Getting back into competitive swimming has been a blessing, though. I don’t love waking up at five a.m. every day for practice, but I’ve always found a kind of zen in the water. And my coach says that if I put in the work, I might have a shot at the Olympics. It’d be nice to be known for something other than my trust fund.
When I finally pull into the driveway, it’s already after seven. I take a minute in the car to just breathe. As much as I want to see Harrison, spending the weekend at home also means I’ll have to deal with Dad, the divorce, and possibly meeting whoever he’s been cheating on Karleigh with.
I walk through the front door with my bag, but I don’t hear the expected Switch games blasting from the living room, or footsteps barreling down the stairs, or splashing from the backyard pool. Instead, I catch the sound of a rom-com, the type of movie Harry would never watch.
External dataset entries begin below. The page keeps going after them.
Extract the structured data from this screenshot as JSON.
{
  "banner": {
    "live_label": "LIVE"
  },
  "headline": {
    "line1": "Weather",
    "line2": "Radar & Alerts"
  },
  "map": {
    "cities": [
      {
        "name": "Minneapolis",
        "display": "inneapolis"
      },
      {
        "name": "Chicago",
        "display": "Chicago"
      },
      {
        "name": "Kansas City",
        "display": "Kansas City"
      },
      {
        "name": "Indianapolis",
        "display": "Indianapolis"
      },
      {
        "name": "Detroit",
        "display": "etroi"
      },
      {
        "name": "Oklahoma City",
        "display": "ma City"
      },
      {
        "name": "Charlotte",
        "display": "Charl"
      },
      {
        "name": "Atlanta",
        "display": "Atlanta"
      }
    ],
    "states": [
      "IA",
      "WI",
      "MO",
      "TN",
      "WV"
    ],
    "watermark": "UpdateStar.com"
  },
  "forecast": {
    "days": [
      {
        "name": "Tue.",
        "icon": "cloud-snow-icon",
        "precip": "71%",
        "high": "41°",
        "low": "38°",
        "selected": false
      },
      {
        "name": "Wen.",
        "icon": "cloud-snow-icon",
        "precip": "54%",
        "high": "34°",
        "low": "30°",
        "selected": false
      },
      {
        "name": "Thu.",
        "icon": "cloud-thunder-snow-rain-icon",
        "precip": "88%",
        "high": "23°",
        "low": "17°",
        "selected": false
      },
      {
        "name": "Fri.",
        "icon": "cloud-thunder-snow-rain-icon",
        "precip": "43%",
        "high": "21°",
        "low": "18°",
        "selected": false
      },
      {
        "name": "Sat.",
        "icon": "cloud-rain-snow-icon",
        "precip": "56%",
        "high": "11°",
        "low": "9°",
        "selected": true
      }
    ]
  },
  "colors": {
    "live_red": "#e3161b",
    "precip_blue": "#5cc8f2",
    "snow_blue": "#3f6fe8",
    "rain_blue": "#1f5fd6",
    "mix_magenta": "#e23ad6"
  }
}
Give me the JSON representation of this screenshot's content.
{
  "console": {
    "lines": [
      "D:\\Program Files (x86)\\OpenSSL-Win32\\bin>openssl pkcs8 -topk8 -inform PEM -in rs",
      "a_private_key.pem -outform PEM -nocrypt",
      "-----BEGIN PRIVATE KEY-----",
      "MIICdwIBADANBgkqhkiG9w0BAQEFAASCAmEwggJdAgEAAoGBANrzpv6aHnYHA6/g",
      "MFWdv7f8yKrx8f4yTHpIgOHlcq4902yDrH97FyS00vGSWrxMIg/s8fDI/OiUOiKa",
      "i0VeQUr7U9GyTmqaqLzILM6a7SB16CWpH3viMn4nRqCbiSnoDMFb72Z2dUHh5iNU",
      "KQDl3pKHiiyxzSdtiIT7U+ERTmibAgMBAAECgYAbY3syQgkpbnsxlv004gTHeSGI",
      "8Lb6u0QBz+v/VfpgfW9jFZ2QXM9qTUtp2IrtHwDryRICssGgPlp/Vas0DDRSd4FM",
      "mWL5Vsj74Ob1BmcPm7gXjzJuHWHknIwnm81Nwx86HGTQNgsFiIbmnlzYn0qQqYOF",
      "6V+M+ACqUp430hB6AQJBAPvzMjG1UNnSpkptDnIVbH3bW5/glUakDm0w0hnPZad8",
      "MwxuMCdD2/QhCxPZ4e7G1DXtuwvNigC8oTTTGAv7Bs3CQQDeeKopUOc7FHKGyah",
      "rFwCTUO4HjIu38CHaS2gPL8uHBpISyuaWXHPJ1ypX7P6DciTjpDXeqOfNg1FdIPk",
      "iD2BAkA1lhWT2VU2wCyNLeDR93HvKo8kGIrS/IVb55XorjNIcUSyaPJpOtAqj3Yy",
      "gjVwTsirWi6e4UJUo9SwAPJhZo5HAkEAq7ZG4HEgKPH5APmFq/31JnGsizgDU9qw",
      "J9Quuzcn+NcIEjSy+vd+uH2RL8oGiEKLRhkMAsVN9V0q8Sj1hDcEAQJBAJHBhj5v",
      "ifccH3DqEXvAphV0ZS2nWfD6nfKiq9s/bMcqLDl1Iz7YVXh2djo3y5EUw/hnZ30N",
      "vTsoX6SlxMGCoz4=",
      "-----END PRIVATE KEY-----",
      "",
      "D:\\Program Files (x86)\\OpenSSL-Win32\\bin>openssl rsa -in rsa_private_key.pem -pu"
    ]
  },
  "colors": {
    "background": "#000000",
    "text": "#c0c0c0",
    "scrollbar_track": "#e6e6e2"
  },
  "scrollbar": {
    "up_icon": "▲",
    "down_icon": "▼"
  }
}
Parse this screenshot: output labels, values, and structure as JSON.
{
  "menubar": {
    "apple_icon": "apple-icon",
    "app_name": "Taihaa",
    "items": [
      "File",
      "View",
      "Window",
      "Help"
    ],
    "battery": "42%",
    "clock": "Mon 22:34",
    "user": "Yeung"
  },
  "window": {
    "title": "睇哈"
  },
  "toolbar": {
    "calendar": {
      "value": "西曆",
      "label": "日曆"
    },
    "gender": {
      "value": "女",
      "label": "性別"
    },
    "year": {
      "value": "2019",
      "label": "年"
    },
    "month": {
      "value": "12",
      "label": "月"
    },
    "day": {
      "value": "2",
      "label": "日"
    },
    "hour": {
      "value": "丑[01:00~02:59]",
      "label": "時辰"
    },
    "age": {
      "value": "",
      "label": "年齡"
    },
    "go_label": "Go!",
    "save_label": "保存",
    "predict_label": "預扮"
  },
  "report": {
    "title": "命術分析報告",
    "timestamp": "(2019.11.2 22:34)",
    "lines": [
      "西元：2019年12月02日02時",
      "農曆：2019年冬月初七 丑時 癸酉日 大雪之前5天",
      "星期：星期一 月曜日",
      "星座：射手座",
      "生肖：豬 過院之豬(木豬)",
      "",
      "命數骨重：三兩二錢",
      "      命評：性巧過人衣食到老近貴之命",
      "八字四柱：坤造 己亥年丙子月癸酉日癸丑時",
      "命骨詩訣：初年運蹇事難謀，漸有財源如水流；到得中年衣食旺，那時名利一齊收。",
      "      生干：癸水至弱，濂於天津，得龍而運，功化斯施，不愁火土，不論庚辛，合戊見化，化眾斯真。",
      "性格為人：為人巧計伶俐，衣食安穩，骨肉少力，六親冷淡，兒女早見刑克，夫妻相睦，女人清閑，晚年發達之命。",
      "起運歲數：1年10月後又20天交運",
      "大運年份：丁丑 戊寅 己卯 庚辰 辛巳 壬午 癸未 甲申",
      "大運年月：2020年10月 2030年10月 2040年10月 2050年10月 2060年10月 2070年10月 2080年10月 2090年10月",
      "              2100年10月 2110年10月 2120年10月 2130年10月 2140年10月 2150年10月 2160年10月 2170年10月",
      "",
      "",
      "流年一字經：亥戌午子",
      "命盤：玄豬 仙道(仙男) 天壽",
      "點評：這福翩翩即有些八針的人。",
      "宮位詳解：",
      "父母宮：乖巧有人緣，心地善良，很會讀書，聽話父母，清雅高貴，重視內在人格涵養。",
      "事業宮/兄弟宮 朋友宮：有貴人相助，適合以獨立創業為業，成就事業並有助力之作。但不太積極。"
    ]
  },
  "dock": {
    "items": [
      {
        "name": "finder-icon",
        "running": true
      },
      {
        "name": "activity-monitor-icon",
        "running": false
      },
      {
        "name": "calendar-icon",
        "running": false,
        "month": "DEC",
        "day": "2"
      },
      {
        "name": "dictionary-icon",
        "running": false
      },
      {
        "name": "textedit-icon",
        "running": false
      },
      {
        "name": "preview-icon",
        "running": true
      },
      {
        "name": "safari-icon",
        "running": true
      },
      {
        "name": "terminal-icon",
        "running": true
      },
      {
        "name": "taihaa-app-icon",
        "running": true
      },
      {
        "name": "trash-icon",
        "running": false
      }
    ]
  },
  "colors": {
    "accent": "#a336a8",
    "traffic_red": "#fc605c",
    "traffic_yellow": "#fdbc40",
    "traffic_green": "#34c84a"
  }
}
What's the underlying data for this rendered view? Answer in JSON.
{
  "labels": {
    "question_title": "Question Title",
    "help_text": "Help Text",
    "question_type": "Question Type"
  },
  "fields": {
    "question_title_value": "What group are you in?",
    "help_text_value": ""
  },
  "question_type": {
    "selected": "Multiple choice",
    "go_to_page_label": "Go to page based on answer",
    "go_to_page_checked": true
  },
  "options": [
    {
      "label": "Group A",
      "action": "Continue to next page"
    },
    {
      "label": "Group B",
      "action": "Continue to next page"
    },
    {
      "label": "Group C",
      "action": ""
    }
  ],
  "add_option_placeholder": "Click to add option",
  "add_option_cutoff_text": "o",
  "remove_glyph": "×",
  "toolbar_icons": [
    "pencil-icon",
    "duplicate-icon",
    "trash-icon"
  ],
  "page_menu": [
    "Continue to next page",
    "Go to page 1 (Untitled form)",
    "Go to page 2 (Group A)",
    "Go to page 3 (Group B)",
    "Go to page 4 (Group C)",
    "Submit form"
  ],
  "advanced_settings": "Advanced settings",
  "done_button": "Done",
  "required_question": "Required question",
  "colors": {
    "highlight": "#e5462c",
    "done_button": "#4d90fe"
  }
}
In the living room, I see the back of some woman’s head over on the couch. Great. Dad’s new girlfriend is here. I steel myself for the worst, but when she turns around, I stop in my tracks.
“Hunter. You’re back.”
Camilla’s mother—our full-time housekeeper—is sitting there on our couch like she owns the place.
“Sorry, but aren’t you on the clock?” I say, annoyed that after eight long hours behind the wheel, I’m being greeted by her and not my little brother.
She just laughs. “Well hello to you, too.”
Then my eyes zero in on the drink in her hand. “Is that my dad’s scotch?”
“Thomas said I could make myself at home,” she says. “I moved out of the pool house a few weeks ago, and I live here now. He didn’t tell you?”
“He doesn’t tell me much,” I say sourly. He definitely did not tell me that our housekeeper was moving in. Was the backyard seriously too far of a commute?